Ask for a final meeting
Many projects begin with a kick-off call. Yet when the job is done, everyone goes their separate ways. Instead, ask for a final check-in where you can ensure that all the project requirements are met and ask if there were any concerns about your process or the deliverables. In setting up this session, give the client a heads up that you’ll be looking for honest input into the work you did and how you did it.
Don’t love this idea? You might also think of this meeting as an opportunity to suggest any follow-ups that could lead to more business.
If meeting directly still isn’t for you, though it is highly recommended, you might also try:
- Email with direct questions
- Feedback boxes on your website or LinkedIn
Don’t rely only on clients
Your customers may not want to give you honest feedback. As noted in the Harvard Business Review, “It’s sometimes easier to give false praise and/or no feedback at all, and simply not hire someone again, than it is to give negative feedback.” So, you might instead foster mentoring relationships to get insights you can trust.
Look to build a network of other freelancers, people who hire freelancers, and trusted professional advisors who can provide objective insights into the work done. As they aren’t as invested as the client, they could share fresh perspectives you might not get from the customer.
Seek multiple points of view
When you hear just one person’s perspective you may be more inclined to discount any negative feedback. Or, if they give you a positive comment, you could become falsely confident that you’re awesome in that area.
Getting feedback from multiple sources helps validate the input. When you hear the same thing from many people, you can assume they are observing something you do consistently. That could be a good thing or mean that you need to address that concern. The weight of multiple points of view telling you the same thing may be what you need to motivate to actually make a sustainable change.
Don’t undervalue informal feedback
Throughout an engagement, you have the opportunity to ask for informal feedback. When you hand in a draft of a document, ask “What do you think of the voice in this?” Or, when, you send in a design brochure, ask “Do you have any concerns?” After they’ve read your evaluation of their plans, ask “Are there other areas you would have liked to see addressed?”
These casual check-ins, best done with open-ended questions, open the door for informal feedback.
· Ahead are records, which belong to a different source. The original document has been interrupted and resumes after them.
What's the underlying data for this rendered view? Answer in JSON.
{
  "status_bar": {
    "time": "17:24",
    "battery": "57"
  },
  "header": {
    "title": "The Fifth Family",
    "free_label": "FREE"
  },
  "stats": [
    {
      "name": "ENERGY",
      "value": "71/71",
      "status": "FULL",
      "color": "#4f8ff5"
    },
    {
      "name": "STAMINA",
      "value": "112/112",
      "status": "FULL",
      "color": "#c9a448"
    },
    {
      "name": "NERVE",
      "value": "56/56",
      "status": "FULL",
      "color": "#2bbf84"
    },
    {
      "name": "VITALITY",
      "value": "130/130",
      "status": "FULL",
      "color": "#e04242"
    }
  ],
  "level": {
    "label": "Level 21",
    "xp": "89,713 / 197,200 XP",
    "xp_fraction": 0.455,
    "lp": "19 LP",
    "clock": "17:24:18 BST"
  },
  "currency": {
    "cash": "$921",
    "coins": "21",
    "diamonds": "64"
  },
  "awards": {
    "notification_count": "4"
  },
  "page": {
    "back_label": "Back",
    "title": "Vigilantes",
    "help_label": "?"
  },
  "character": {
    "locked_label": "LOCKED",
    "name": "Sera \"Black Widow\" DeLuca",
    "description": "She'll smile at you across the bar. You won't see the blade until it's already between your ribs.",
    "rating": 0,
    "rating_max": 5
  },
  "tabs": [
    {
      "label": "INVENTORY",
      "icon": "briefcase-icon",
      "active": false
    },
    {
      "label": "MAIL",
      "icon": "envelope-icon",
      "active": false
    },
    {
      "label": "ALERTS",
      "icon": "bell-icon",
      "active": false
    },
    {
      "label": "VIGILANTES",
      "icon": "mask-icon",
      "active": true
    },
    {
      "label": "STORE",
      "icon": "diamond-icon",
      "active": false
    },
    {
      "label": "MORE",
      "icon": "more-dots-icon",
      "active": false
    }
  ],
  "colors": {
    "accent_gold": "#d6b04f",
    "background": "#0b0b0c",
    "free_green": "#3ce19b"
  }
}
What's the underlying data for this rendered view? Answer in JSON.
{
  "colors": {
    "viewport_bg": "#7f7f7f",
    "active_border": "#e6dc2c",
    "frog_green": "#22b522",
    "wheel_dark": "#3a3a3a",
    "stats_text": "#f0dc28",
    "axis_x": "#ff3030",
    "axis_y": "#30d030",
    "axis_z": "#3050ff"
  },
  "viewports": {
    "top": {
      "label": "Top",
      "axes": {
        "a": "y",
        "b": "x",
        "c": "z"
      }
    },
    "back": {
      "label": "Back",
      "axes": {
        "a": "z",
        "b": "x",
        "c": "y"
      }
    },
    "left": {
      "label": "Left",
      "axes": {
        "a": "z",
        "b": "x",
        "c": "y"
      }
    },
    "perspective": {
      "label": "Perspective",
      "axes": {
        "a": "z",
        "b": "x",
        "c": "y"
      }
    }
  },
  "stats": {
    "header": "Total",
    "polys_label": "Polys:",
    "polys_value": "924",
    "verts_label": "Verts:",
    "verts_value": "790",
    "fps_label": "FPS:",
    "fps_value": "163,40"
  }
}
Really hear what is said. Try not to get defensive or anticipate how you will respond. Instead, actively listen to what the client tells you about your work.
Thank those who give you feedback
Acknowledge it when someone does provide feedback. They will be more likely to give you further feedback (and you’ll help them recognize other freelancers might appreciate it, too).
If someone sits down to have a call or in-person feedback session with you, send an email thanking them for taking the time. It can help show how much you value that client or mentor relationship by also indicating how you plan to take action to improve in any areas they found you lacking.
If the feedback is positive, you might ask if you can use it in a testimonial on your business website or quote it on social.
Feedback for freelancers
Getting negative input into how you do your job can sting, but that’s how you grow. Now that you know how to get feedback as a freelancer, start soliciting that input to improve professionally and develop your business.